Book 2: I Bet You’d Look Good in a Coffin
Katy Brent has some serious things to say about male violence against women, incel culture and general misogyny. I Bet You’d Look Good in a Coffin is her second book featuring Kitty Collins, where once again she wraps these important messages in an entertaining, easy-read romp involving lots of murder and mayhem.
Blaze Blundy is an Andrew Tate-like influencer who is threatening Kitty, forcing her to come out of her self-imposed ‘retirement’ from killing.

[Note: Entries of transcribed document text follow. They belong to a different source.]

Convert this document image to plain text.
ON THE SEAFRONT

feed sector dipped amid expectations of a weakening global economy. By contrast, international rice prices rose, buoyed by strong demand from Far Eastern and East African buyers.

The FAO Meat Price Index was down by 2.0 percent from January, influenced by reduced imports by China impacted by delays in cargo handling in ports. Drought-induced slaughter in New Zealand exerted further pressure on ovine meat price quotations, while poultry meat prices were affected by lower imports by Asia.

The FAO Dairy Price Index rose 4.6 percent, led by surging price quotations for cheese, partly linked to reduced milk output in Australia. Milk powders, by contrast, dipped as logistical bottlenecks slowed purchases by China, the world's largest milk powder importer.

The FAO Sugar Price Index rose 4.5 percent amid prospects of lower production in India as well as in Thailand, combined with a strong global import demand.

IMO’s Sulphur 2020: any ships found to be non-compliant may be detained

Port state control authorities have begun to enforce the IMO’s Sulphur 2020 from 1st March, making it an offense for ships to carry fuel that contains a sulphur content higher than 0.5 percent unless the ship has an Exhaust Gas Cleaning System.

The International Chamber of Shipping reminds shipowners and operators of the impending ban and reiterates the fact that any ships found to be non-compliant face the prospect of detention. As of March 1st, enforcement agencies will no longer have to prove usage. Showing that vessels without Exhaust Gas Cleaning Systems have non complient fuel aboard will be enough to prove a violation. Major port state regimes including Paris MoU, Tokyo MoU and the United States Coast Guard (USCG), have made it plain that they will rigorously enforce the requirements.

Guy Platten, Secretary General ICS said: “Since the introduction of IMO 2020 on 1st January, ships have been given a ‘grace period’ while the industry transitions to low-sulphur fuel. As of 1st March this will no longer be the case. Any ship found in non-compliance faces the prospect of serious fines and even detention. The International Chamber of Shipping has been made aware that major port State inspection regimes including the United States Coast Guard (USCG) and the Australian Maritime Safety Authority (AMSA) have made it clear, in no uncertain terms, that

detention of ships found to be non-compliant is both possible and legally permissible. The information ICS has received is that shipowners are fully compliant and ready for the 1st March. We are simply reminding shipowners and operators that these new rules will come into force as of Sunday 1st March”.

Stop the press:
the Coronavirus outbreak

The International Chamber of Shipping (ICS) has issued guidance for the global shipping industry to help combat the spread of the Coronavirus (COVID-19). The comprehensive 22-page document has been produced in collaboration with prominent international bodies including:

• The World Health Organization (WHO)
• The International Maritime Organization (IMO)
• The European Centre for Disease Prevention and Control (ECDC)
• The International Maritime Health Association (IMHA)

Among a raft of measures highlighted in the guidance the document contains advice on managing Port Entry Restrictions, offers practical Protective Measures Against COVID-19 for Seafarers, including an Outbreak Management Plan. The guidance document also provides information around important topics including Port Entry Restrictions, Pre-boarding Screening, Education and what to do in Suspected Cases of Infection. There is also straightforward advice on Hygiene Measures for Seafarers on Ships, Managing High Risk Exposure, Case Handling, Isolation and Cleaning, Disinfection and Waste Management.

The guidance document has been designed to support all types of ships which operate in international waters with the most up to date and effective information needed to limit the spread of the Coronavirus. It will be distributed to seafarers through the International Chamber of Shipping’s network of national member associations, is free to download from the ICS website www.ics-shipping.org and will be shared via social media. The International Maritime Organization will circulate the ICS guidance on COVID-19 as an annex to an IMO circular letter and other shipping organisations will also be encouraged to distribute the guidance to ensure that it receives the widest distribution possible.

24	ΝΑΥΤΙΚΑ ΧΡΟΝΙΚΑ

Would that in real life such dangerous men could be taken out of circulation, by whatever means necessary to stop them.
I Bet You’d Look Good in a Coffin is the second Kitty Collins book and I’m sure that every woman who finds herself often consumed with helpless rage at men will get some vicarious pleasure from watching some of them get their come-uppance, albeit only in fiction.
The one thing that grated on me was all the label-name-dropping and the shoving-their-wealth-in-your-face descriptions. I didn’t understand the point of it. Didn’t bother me enough to take a star off the rating, however!
Thanks to Netgalley, the author and the publisher for providing an ARC. All my reviews are 100% honest no matter how I acquire the book.

Book 1: How To Kill Men and Get Away With It
How To Kill Men and Get Away With It is a fun book, for entertainment, but forgive me if my review is as dark as the book, perhaps even more so.
It makes me rather uncomfortable to think about how much I enjoyed this book. There is a new trend of books (and TV shows) featuring women who kill, In this case, a woman who kills men who abuse women.
Frankly, it’s about time – and I’m all for it. About time to get the tiniest wedge into the colossus of works that feature men being violent towards women. We get violence towards women shoved down our throats every time we switch on TV or open a book. Not to mention the enormous percentage of women who experience violence in real life. #metoo and so on.
Time to redress the balance. Two wrongs don’t make a right (yadda yadda yadda) and I don’t advocate actually taking the law into our own hands, but it’s cathartic to experience revenge vicariously. To revel in those feelings of fearlessness and power, anger and the lust for requital. And to glory in getting away with it.
Nope, not going to apologise for that. I assure you, I’ll keep my desire for vengeance under wraps (whether between the covers of a book or within the walls of therapy). But let’s not pretend women aren’t viscerally angry.
Thanks to Netgalley, the author and the publisher for providing an ARC. All my reviews are 100% honest no matter how I acquire the book.